2. Process according to claim 1 characterized by said mixture containing 70% by mass of PLA.

3. Procedure according to claim 1 characterized by said mixture containing 30% by mass of an aliphatic and/or aromatic polyester and other agents.

4. Raffia-tape-type product characterized by being obtained from the formulation obtained in claim 1, and having a yield from 50 to 3,000 m/kg, a meterage from 321 to 1063.0 m/kg, an ultimate tensile strength from 13.6 to 75.0 kgf, an elongation from 6.1% to 20.2% and a tenacity from 0.0015146 to 0.0081931 gf/(m/kg).

5. Process for the production of the raffia-tape-type product claimed in claim 4, characterized by comprising the following steps: a) Feeding of the film obtained with the granulated plasticizing formulation of claim 5 in a flat-lip extruder with an extrusion temperature of 135° C. to 190° C.,b) Heat treatment of the film with a temperature of 95° C. to 115° C.,c) Elongation of the film, with an elongation ratio of 1:5 to 1:10, preferably 1:6,d) Division of the film into several tapes,e) Fibrillation of the tapes in a fibrillator,f) Collection of the tape in reels.

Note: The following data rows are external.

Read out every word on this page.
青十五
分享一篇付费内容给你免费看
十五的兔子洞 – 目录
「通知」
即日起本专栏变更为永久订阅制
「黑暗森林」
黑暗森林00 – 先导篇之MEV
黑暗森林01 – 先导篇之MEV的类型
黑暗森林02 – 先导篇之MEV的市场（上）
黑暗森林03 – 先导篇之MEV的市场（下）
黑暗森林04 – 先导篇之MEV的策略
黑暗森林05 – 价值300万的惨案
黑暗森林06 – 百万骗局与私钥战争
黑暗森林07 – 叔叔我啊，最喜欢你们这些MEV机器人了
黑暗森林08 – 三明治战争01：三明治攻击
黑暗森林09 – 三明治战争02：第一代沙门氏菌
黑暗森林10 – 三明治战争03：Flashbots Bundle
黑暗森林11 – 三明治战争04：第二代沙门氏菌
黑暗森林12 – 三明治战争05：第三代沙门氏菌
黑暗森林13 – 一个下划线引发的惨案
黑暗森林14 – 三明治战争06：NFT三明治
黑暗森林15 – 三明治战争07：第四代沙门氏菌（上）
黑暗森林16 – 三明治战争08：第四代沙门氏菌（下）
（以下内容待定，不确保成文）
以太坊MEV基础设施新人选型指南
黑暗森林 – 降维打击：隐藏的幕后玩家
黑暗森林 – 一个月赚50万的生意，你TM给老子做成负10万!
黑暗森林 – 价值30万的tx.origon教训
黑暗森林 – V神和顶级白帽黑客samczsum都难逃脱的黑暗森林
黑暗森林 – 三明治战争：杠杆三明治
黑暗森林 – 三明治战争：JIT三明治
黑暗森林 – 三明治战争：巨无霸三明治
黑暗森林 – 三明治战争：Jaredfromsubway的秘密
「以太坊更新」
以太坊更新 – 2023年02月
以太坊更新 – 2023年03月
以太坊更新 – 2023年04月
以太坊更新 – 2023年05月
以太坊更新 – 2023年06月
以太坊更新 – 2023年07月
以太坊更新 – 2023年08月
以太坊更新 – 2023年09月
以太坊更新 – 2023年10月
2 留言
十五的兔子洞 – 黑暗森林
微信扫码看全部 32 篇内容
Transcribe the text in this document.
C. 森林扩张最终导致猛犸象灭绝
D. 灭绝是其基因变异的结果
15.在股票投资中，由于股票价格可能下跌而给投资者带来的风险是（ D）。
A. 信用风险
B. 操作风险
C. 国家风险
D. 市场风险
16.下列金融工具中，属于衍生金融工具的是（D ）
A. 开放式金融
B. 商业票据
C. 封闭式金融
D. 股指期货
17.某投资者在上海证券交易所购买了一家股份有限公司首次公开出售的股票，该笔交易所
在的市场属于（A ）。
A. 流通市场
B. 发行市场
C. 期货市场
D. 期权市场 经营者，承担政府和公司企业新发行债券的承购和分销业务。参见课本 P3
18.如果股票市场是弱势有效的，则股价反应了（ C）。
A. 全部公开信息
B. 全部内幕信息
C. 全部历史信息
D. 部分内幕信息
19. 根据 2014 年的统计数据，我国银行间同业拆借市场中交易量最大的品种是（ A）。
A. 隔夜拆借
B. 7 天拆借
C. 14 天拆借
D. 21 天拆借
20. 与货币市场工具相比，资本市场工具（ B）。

6. Monofilament-type product characterized by being obtained from the formulation obtained in claim 1.

7. Product according to claim 6, characterized by having a yield from 3.000 to 60.000 m/kg.

8. Process for the production of the monofilament-type product claimed in claim 6, characterized by comprising the following steps: a) Feeding of the monofilament obtained with the granulated plasticizing formulation of claim 5 in a monofilament extruder in a spinneret with an extrusion temperature of 135° C. to 180° C.;b) Wet heat treatment of the monofilament, with a temperature of 85° C. to 105° C., preferably 95° C., followed by a second dry heat treatment, with a temperature of 100° C. to 120° C., preferably 112° C., between drawing rollers;c) Monofilament elongation, in an elongation ratio of 1:5 to 1:12, preferably 1:7;d) Collection of the monofilament in reels.

9. Use of a product, as defined in claim 4, characterized by its use in the manufacturing of, for example, but not limited to, yarns, ropes, meshes, and nets.

10. Use of a product, as defined in claim 6, characterized by its use in the manufacturing of, for example, but not limited to, yarns, ropes, meshes, and nets.